The United States remained the top destination for securities investment in 2011, attracting around ¥94 trillion from Japan, reflecting large institutional investors.
Many investments sold in the British islands are complex products devised by European and American financial companies, who couple them with a vast assortment of debt and other financial vehicles. These are then sold by Japanese institutions in Japan, either directly or by incorporating them local investment funds.
The Cayman Islands often emerge as a destination for funds during reports on high-profile scandals, such as the massive pension fund meltdown at AIJ Investment Advisors Co. and the investment loss coverup at Olympus Corp.
The latest official data show that funds from not just corporate investors but also individuals are flowing into the Caribbean islands, which are known for having relaxed regulations on financial product development and lawyers and experts versed in financial affairs — two factors that allow for the swift development and launch of complex products.
With stock prices slumping and debt instruments generating paltry yields in Japan, individual investors are apparently being lured to funds set up in Caymans to invest chiefly in shares and bonds in emerging economies. They typically advertise higher returns than domestic instruments.
While the term “tax haven” has underworld associations, “we don’t have to raise eyebrows just because financial products are registered in the Caymans,” said Shingo Ide, a chief researcher at NLI Research Institute.
Nonetheless, high-yielding investments are usually accompanied by high risk. Overseas funds also have often complex structures that may make it difficult for individuals to ascertain the associated risks.
AIJ’s problem has in part been blamed on a lack of information provided to pension fund operators about how their money in the Cayman products was being managed.
Until 2005, major Japanese banks often issued Cayman-registered securities that were bought by such institutions as life insurance companies. But that activity dropped sharply in 2006 after they became less aggressive about issuing such securities ahead of anticipated changes in international capital adequacy regulations.
Individual Japanese then emerged as major buyers of Cayman products as domestic stock prices stagnated.
The Cayman Islands charges no taxes on corporate or individual income, capital gains, or asset transfers. It also imposes relatively lax obligations on registration and on disclosure of information about who owns corporate entities.
At least 24 publicly traded companies in Japan have subsidiaries in the Caymans, with many set up to reduce taxes, according to earnings and securities reports. Of the 24, 13 are financial businesses, with many of the Cayman units tasked with handling fundraising operations.
Sumitomo Mitsui Financial Group, for instance, is one of the banks that has set up companies to issue securities to raise capital. Insurance group T&D Holdings Inc. has a fund managing company that invests in assets in Japan and elsewhere. Nomura Holdings Inc. also has a “company for securities investments.”

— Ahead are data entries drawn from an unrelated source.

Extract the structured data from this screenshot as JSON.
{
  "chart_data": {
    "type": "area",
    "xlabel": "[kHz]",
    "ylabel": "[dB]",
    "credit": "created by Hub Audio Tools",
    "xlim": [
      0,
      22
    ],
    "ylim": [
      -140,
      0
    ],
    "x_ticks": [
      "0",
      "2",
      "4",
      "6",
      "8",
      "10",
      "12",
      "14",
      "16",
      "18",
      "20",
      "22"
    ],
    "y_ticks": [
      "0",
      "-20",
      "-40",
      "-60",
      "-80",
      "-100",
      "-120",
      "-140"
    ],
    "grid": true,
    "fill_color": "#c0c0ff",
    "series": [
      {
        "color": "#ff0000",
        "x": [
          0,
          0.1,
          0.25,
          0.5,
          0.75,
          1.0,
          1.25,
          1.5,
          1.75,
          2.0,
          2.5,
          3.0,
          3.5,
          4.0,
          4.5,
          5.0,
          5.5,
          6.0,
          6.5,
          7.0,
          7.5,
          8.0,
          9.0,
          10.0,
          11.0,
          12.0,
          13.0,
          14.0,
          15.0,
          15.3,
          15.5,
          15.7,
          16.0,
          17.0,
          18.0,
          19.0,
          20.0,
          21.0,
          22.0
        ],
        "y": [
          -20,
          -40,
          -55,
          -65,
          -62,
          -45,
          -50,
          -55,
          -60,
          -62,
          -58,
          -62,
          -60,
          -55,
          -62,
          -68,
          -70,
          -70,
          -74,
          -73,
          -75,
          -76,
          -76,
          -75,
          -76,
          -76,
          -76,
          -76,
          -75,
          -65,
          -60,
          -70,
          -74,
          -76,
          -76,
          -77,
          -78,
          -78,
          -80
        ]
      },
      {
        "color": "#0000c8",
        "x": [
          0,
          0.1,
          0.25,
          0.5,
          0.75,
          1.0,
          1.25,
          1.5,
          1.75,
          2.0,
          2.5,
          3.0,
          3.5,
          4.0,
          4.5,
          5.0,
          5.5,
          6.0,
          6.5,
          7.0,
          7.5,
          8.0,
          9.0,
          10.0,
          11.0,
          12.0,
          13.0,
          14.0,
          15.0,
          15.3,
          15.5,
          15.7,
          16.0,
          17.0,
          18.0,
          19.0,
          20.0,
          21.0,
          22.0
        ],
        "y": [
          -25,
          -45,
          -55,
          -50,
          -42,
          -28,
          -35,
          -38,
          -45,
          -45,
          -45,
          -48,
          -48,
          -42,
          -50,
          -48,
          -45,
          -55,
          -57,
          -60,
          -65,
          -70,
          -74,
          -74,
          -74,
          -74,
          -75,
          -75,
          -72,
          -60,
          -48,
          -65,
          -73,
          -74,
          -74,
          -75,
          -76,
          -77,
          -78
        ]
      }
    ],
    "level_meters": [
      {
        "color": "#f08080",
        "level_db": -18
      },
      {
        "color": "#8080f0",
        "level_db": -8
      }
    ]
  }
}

Listed companies are not required to disclose all their overseas subsidiaries, and observers suspect there may be more than 24 companies with Cayman units.
Setting up a subsidiary in the Cayman Islands itself is not illegal, but Yukio Noguchi, adviser to Waseda University’s comprehensive finance research organization, said, “(Japanese) businesses should keep in mind that they have a responsibility to repatriate profits to the Japanese economy ultimately” by way of tax payments and other means.